I mentioned yesterday that I was technicianing for Marianne this morning.
And so I was. We were doing the pot d’acceuil at Bussieres for the tourists this morning.
The weather was fine and so they decided to hold it outside, even though there was a fair wind blowing.
Music was provided by Rick the Belgian trailer guy on the ‘cello and a girl friend of his on accordion. I really enjoy listening to those two playing and indeed they did not disappoint this morning – that is, until the tragedy occurred.
Halfway through the proceedings they stopped for a breather. Rick stood his ‘cello on the tripod and went over to chat to someone he knew.
Just at that very moment a violent gust of wind picked up his ‘cello, hurled it down the street and smashed it into a stone wall.
And “smashed” was the appropriate word too.
35 years he’s had that ‘cello. He was devastated, and so were all of us. It’s an awful thing to happen to someone.
I’ve had my bass guitar for that length of time and I know how I would feel if something were to happen to it.
I felt really sorry for Rick.
All of that put rather a damper on the proceedings.
It’s really hard to focus and have a good time when you’ve been the witness to a personal tragedy such as this.
What made matters worse was that the event was very poorly attended. I’m not sure what had happened to all of the publicity but it certainly didn’t reach the hands of the people whom it was intended to reach
So after that tragedy we went into Pionsat for the kermesse – or more to the point, for the midday meal at the kermesse. Marianne had reserved a table for her and some friends and I took along my butties because of course you won’t find anything there that I might be able to eat.
It comes as a huge surprise to most people when you tell them that the site that they know today as Pionsat is not in fact the original site of the town.
I’m standing roughly where the original site of the town might have been, looking back at the present site of Pionsat with the zoom lens on my camera
We are about one kilometre south of the present site, at a lieu-dit or hamlet known as Durat,
There was said to be an early medieval fortress here at Durat, but no-one is quite sure where.
they say that the fortress has been completely dismantled and that nothing whatever remains – and that they are surprised by this.
This mound here is my best guess, although there is nothing that has ever been found to prove it.
Remember that building that we saw just now on what might have been the castle mound?
I went for a little probe around and I noticed this. Of course, there is nothing whatever to suggest that this is any part of the original fortress, even if the fortress had been built of stone, but it is certainly significant.
People have this strange idea about castles being made out of stone – like in the film The Vikings starring Kirk Douglas.
That is clearly an anachronism.
Stone-built castles wouldn’t come onto the scene for another 100 years. Wood would have been the more usual building material round about this time. A wood castle “completely disappearing” wouldn’t be too much of a surprise
On our way out to Durat we passed another significant Pionsat landmark.
This concerns a citizen of Pionsat, one Désiré Chaffraix, who left the town to go to seek his fortune in the USA.
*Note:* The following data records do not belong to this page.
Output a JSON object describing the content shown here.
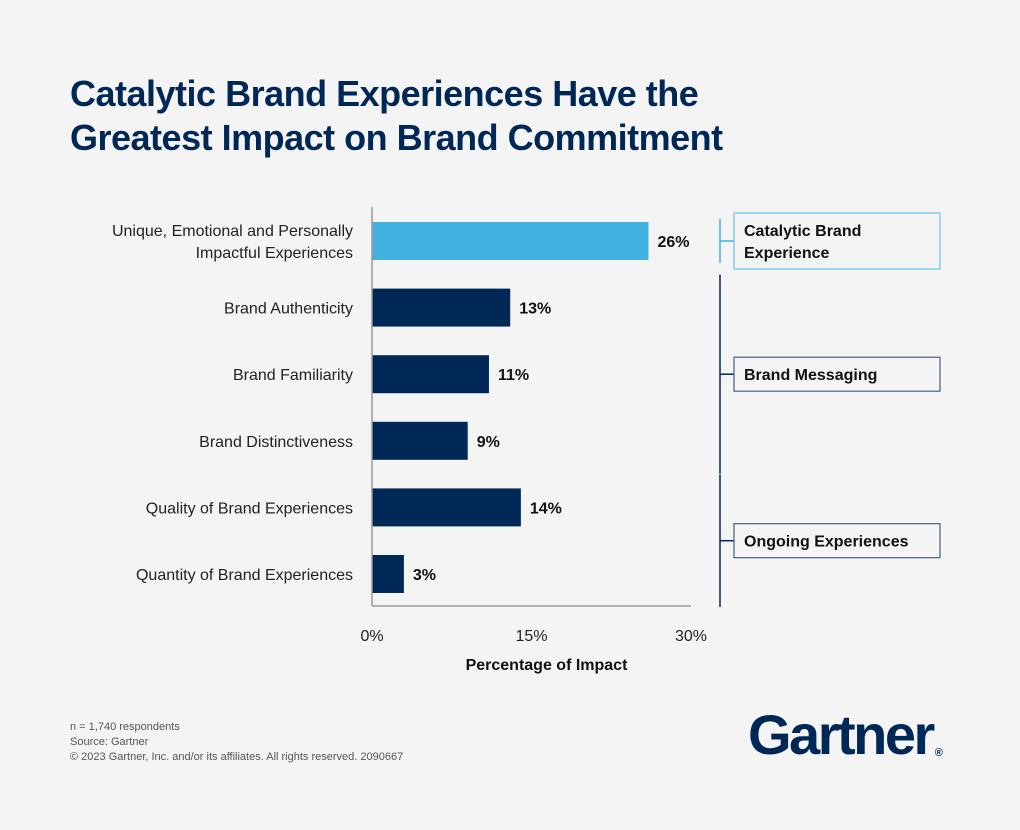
{
  "title": {
    "line1": "Catalytic Brand Experiences Have the",
    "line2": "Greatest Impact on Brand Commitment"
  },
  "chart_data": {
    "type": "bar",
    "orientation": "horizontal",
    "title": "Catalytic Brand Experiences Have the Greatest Impact on Brand Commitment",
    "categories": [
      [
        "Unique, Emotional and Personally",
        "Impactful Experiences"
      ],
      [
        "Brand Authenticity"
      ],
      [
        "Brand Familiarity"
      ],
      [
        "Brand Distinctiveness"
      ],
      [
        "Quality of Brand Experiences"
      ],
      [
        "Quantity of Brand Experiences"
      ]
    ],
    "values": [
      26,
      13,
      11,
      9,
      14,
      3
    ],
    "value_labels": [
      "26%",
      "13%",
      "11%",
      "9%",
      "14%",
      "3%"
    ],
    "bar_colors": [
      "#41b1e0",
      "#002856",
      "#002856",
      "#002856",
      "#002856",
      "#002856"
    ],
    "xlabel": "Percentage of Impact",
    "ylabel": "",
    "xlim": [
      0,
      30
    ],
    "xticks": [
      0,
      15,
      30
    ],
    "xtick_labels": [
      "0%",
      "15%",
      "30%"
    ],
    "grid": false,
    "groups": [
      {
        "label": [
          "Catalytic Brand",
          "Experience"
        ],
        "first": 0,
        "last": 0,
        "color": "#41b1e0"
      },
      {
        "label": [
          "Brand Messaging"
        ],
        "first": 1,
        "last": 3,
        "color": "#002856"
      },
      {
        "label": [
          "Ongoing Experiences"
        ],
        "first": 4,
        "last": 5,
        "color": "#002856"
      }
    ]
  },
  "footer": {
    "sample": "n = 1,740 respondents",
    "source": "Source: Gartner",
    "copyright": "© 2023 Gartner, Inc. and/or its affiliates. All rights reserved. 2090667"
  },
  "logo": {
    "text": "Gartner",
    "mark": "®"
  }
}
And having made his pile (some say in the brothels of New Orleans but no-one has ever dared put that in writing), he returned home round about the turn of the 20th Century.
He fancied himself as a “man of the people” and as there was an agricultural recession in the area at the time, he used his fortune to employ the locals to build three huge mansions.
This was one of the earliest make-work projects for the unemployed, but there seems to be little doubt that he was doing it for a rather sinister purpose.
He had the idea that he would lead some kind of new political movement in the region, and used these projects as a means of “encouraging” the locals to vote for him
Of course the locals took his money and started to work on his project, but at the next round of elections, the perfidious locals voted for his opponent.
In an evident fit of pique, Chaffraix stopped the construction, cut off the funds and moved away. And left behind three magnificent but only half-finished stately mansions.
And here they stand, even today, like the Maison Durat which is one of these three unfinished tributes to the ambitions of Désiré Chaffraix.
On our way back into town we were treated by Marianne to a guided tour of the Chateau de Pionsat.
It’s not been possible to visit the chateau for a number of years now because it’s been undergoing a programme of major renovation, so we wre quite lucky.
And Marianne was quite pleased too. The chateau is her chou-chou and she delights in having the opportunity to show people around her celebrated pile.
Not that there’s as much to see of it as there would have been 300 years ago, that’s for sure.
You only have to look at the dressed stone used in some of the most banal buildings in Pionsat dating from the 19th Century to know where much of it has gone.
It’s actually in two parts – a Medieval part that dates from the time of the 100 Years War and was built on the instructions of Charles V as a barrier to marauding English troops from the Aquitaine, and the second part is from a couple of centuries later.
After the Revolution it fell into disrepair but was later listed as a Historic Monument and is now slowly being pieced together.
We finished everything by about 19:30 and I came home.
Completely worn out and it’s supposed to be a bank holiday – a day of rest – too.
But at least we had a pile of rain this evening, and the garden didn’t half need it;.
And I really do feel sorry for Rick the Trailer Guy and his cello.